In an SEC filing on Monday, the Fortune 500 company said that it “immediately took certain systems offline as part of its comprehensive response to contain the activity.” Work has been ongoing to restore full system functionality, and while the testing capabilities are back online, other systems and functions may take a few days.

“Some customers of LabCorp Diagnostics may experience brief delays in receiving results as we complete that process,” it said.

So far, no evidence of unauthorized transfer or misuse of data has cropped up, it added, although investigation is ongoing.

The North Carolina-based LabCorp is a behemoth in healthcare, and is the country’s largest processor of blood tests. However, it’s reach goes further than that. It offers clinical laboratory and drug development services to managed care organizations, biopharmaceutical companies, governmental agencies, physicians and other healthcare providers. According to its website, it employs nearly 60,000 employees worldwide, and processes more than 115 million patient “encounters” per year. The company tests more than 2.5 million patient specimens per week and supports clinical trial activity in approximately 100 countries.
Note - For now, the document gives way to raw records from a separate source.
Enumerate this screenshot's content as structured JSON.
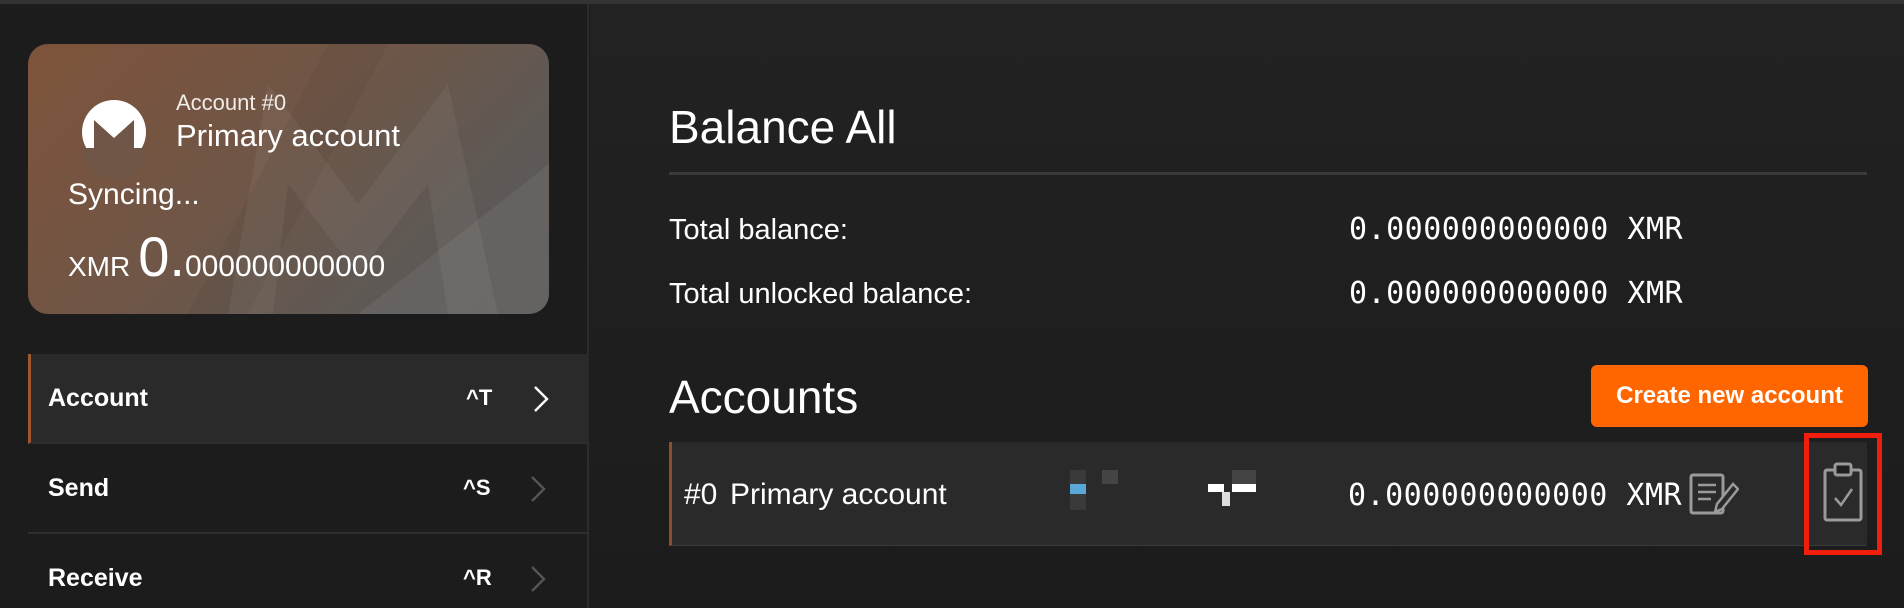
{
  "colors": {
    "accent": "#ff6600",
    "highlight_box": "#f01e0a"
  },
  "card": {
    "logo_icon": "monero-logo-icon",
    "account_number": "Account #0",
    "account_name": "Primary account",
    "status": "Syncing...",
    "currency": "XMR",
    "balance_integer": "0.",
    "balance_decimals": "000000000000"
  },
  "nav": {
    "items": [
      {
        "label": "Account",
        "shortcut": "^T",
        "active": true
      },
      {
        "label": "Send",
        "shortcut": "^S",
        "active": false
      },
      {
        "label": "Receive",
        "shortcut": "^R",
        "active": false
      }
    ]
  },
  "balance": {
    "title": "Balance All",
    "rows": [
      {
        "label": "Total balance:",
        "value": "0.000000000000 XMR"
      },
      {
        "label": "Total unlocked balance:",
        "value": "0.000000000000 XMR"
      }
    ]
  },
  "accounts": {
    "title": "Accounts",
    "create_button": "Create new account",
    "list": [
      {
        "index": "#0",
        "name": "Primary account",
        "balance": "0.000000000000 XMR",
        "icons": [
          "edit-label-icon",
          "copy-clipboard-icon"
        ]
      }
    ]
  }
}
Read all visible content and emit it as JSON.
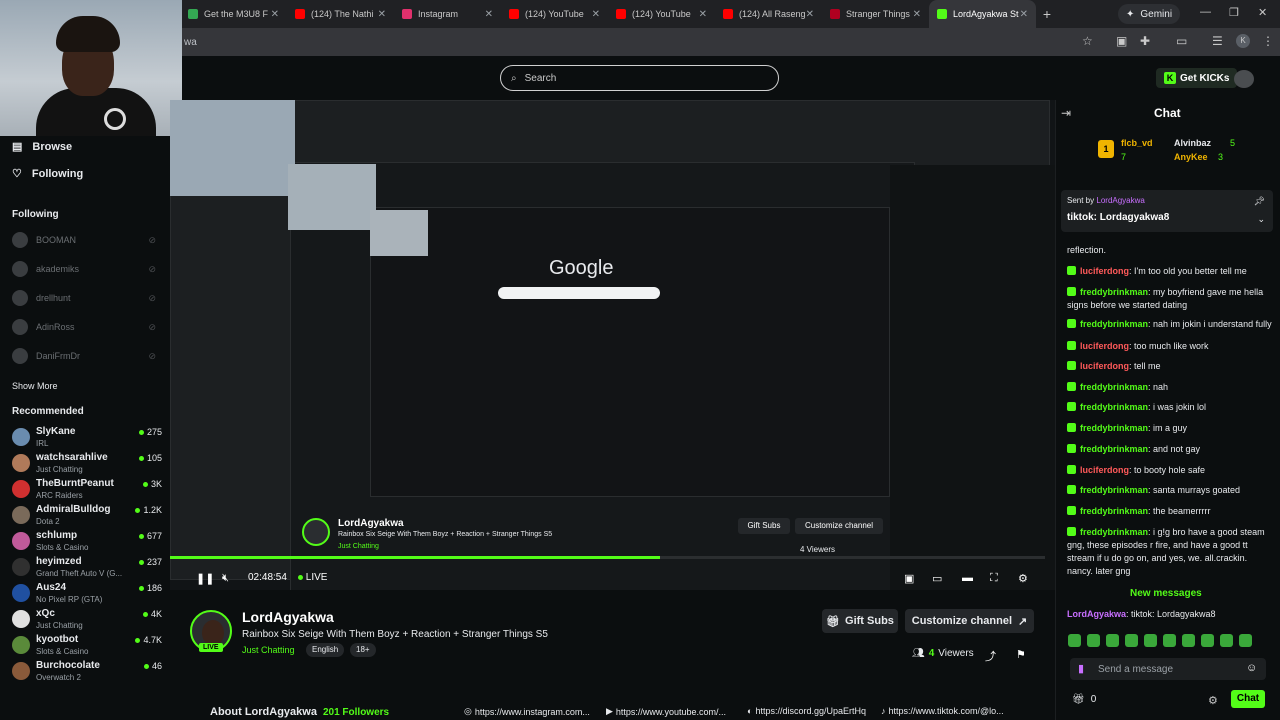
{
  "browser": {
    "tabs": [
      {
        "label": "Get the M3U8 F",
        "color": "#34a853"
      },
      {
        "label": "(124) The Nathi",
        "color": "#ff0000"
      },
      {
        "label": "Instagram",
        "color": "#e1306c"
      },
      {
        "label": "(124) YouTube",
        "color": "#ff0000"
      },
      {
        "label": "(124) YouTube",
        "color": "#ff0000"
      },
      {
        "label": "(124) All Raseng",
        "color": "#ff0000"
      },
      {
        "label": "Stranger Things",
        "color": "#b00020"
      },
      {
        "label": "LordAgyakwa St",
        "color": "#53fc18"
      }
    ],
    "gemini_label": "Gemini",
    "url": "wa"
  },
  "header": {
    "search_placeholder": "Search",
    "get_kicks_label": "Get KICKs"
  },
  "sidebar": {
    "browse": "Browse",
    "following_nav": "Following",
    "following_heading": "Following",
    "following": [
      "BOOMAN",
      "akademiks",
      "drellhunt",
      "AdinRoss",
      "DaniFrmDr"
    ],
    "show_more": "Show More",
    "recommended_heading": "Recommended",
    "recommended": [
      {
        "name": "SlyKane",
        "category": "IRL",
        "viewers": "275",
        "color": "#6a8caf"
      },
      {
        "name": "watchsarahlive",
        "category": "Just Chatting",
        "viewers": "105",
        "color": "#b07a5a"
      },
      {
        "name": "TheBurntPeanut",
        "category": "ARC Raiders",
        "viewers": "3K",
        "color": "#d03030"
      },
      {
        "name": "AdmiralBulldog",
        "category": "Dota 2",
        "viewers": "1.2K",
        "color": "#7a6a5a"
      },
      {
        "name": "schlump",
        "category": "Slots & Casino",
        "viewers": "677",
        "color": "#c05a9a"
      },
      {
        "name": "heyimzed",
        "category": "Grand Theft Auto V (G...",
        "viewers": "237",
        "color": "#303030"
      },
      {
        "name": "Aus24",
        "category": "No Pixel RP (GTA)",
        "viewers": "186",
        "color": "#2050a0"
      },
      {
        "name": "xQc",
        "category": "Just Chatting",
        "viewers": "4K",
        "color": "#e0e0e0"
      },
      {
        "name": "kyootbot",
        "category": "Slots & Casino",
        "viewers": "4.7K",
        "color": "#5a8a3a"
      },
      {
        "name": "Burchocolate",
        "category": "Overwatch 2",
        "viewers": "46",
        "color": "#8a5a3a"
      }
    ]
  },
  "player": {
    "google_text": "Google",
    "progress_fraction": 0.56,
    "time": "02:48:54",
    "live_label": "LIVE",
    "inner_channel": "LordAgyakwa",
    "inner_title": "Rainbox Six Seige With Them Boyz + Reaction + Stranger Things S5",
    "inner_category": "Just Chatting",
    "inner_tags": [
      "English",
      "18+"
    ],
    "inner_gift": "Gift Subs",
    "inner_customize": "Customize channel",
    "inner_viewers": "4 Viewers"
  },
  "stream": {
    "channel": "LordAgyakwa",
    "title": "Rainbox Six Seige With Them Boyz + Reaction + Stranger Things S5",
    "category": "Just Chatting",
    "tags": [
      "English",
      "18+"
    ],
    "live_badge": "LIVE",
    "gift_subs": "Gift Subs",
    "customize": "Customize channel",
    "viewer_count": "4",
    "viewer_label": "Viewers",
    "about": "About LordAgyakwa",
    "followers": "201 Followers",
    "links": [
      "https://www.instagram.com...",
      "https://www.youtube.com/...",
      "https://discord.gg/UpaErtHq",
      "https://www.tiktok.com/@lo..."
    ]
  },
  "chat": {
    "title": "Chat",
    "gifters": [
      {
        "name": "flcb_vd",
        "rank": "1",
        "count": "7"
      },
      {
        "name": "Alvinbaz",
        "count": "5"
      },
      {
        "name": "AnyKee",
        "count": "3"
      }
    ],
    "pinned_by_prefix": "Sent by",
    "pinned_by": "LordAgyakwa",
    "pinned_message": "tiktok: Lordagyakwa8",
    "messages": [
      {
        "user": "",
        "text": "reflection.",
        "cls": "g"
      },
      {
        "user": "luciferdong",
        "text": ": I'm too old you better tell me",
        "cls": "r"
      },
      {
        "user": "freddybrinkman",
        "text": ": my boyfriend gave me hella signs before we started dating",
        "cls": "g"
      },
      {
        "user": "freddybrinkman",
        "text": ": nah im jokin i understand fully",
        "cls": "g"
      },
      {
        "user": "luciferdong",
        "text": ": too much like work",
        "cls": "r"
      },
      {
        "user": "luciferdong",
        "text": ": tell me",
        "cls": "r"
      },
      {
        "user": "freddybrinkman",
        "text": ": nah",
        "cls": "g"
      },
      {
        "user": "freddybrinkman",
        "text": ": i was jokin lol",
        "cls": "g"
      },
      {
        "user": "freddybrinkman",
        "text": ": im a guy",
        "cls": "g"
      },
      {
        "user": "freddybrinkman",
        "text": ": and not gay",
        "cls": "g"
      },
      {
        "user": "luciferdong",
        "text": ": to booty hole safe",
        "cls": "r"
      },
      {
        "user": "freddybrinkman",
        "text": ": santa murrays goated",
        "cls": "g"
      },
      {
        "user": "freddybrinkman",
        "text": ": the beamerrrrr",
        "cls": "g"
      },
      {
        "user": "freddybrinkman",
        "text": ": i g!g bro have a good steam gng, these episodes r fire, and have a good tt stream if u do go on, and yes, we. all.crackin. nancy. later gng",
        "cls": "g"
      }
    ],
    "new_messages": "New messages",
    "last_message_user": "LordAgyakwa",
    "last_message_text": ": tiktok: Lordagyakwa8",
    "send_placeholder": "Send a message",
    "points": "0",
    "chat_button": "Chat"
  }
}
In short, the potential ramifications of a data breach could be enormous, putting millions of people’s sensitive personal information at risk.

“Consider that LabCorp is one of the largest diagnostic laboratories in the world, and, as you may not be aware, is a very critical part of U.S. healthcare infrastructure,” Pravin Kothari, CEO of cybersecurity solution provider CipherCloud, said via email. “They have hundreds of networked labs across the United States and all of them are likely interconnected centrally with LabCorp headquarters. This may be one of the largest healthcare networks in the world with connections to many thousands of physician offices, hospitals and their testing facility offices worldwide.”

The decision to shut down the entire LabCorp network while determining the extent of the breach was a wise one, Kothari said. The move stops possible information exfiltration, the destruction of patient data or a targeted ransomware attack .

“The single largest part of any patient record is almost always diagnostic tests,” Kothari said. “LabCorp connects electronically to many physician electronic medical record/electronic healthcare record (EMR/EHR) systems to both receive requests from physicians for patient testing, and then to return the results… These systems also still work and interconnect with facsimile machines present in physician offices. All of this presents, at some point, perhaps an increased risk of cyberattacks propagating and moving through this expanded ecosystem.”

That complexity means that, as for other healthcare entities, the attack surface is wide and could contain many points of network vulnerability to these networks – something that cybercriminals are well aware of.

“Health care networks remain under sustained attack by cybercriminals who intentionally target health care networks for two primary reasons – to steal the medical records they contain and to extort ransom payments. Medical records are prime targets, as this data is highly prized to support identity theft and financial fraud,” according to a April report by Cryptonite and the Medical Device Innovation, Safety and Security Consortium.

“From a broad mix of medical devices, to internet of things (IoT) device and more, healthcare networks present a broad opportunity for cyberthieves to find safe harbor from which to identify and steal patient data,” according the report.

In this case, the details as to the nature and duration of the suspicious activity, which systems were affected, whether patient information was compromised, the attack vector and in general, the impact of the incident remain unclarified as of this writing. That’s a state of affairs that’s likely to change going forward, given the sheer size of the player involved.

“Unfortunately, in a potential breach this large, it is almost de rigueur for the department of Health and Human Services, Office of Civil Rights (HHS/OCR) to request a HIPAA audit of LabCorp and possibly closely related business partners that may get caught up in the breach,” Kothari said. “LabCorp will have to weather the cost, and risk, of any HIPAA audit and the continued cost and negative news as the saga unfolds.”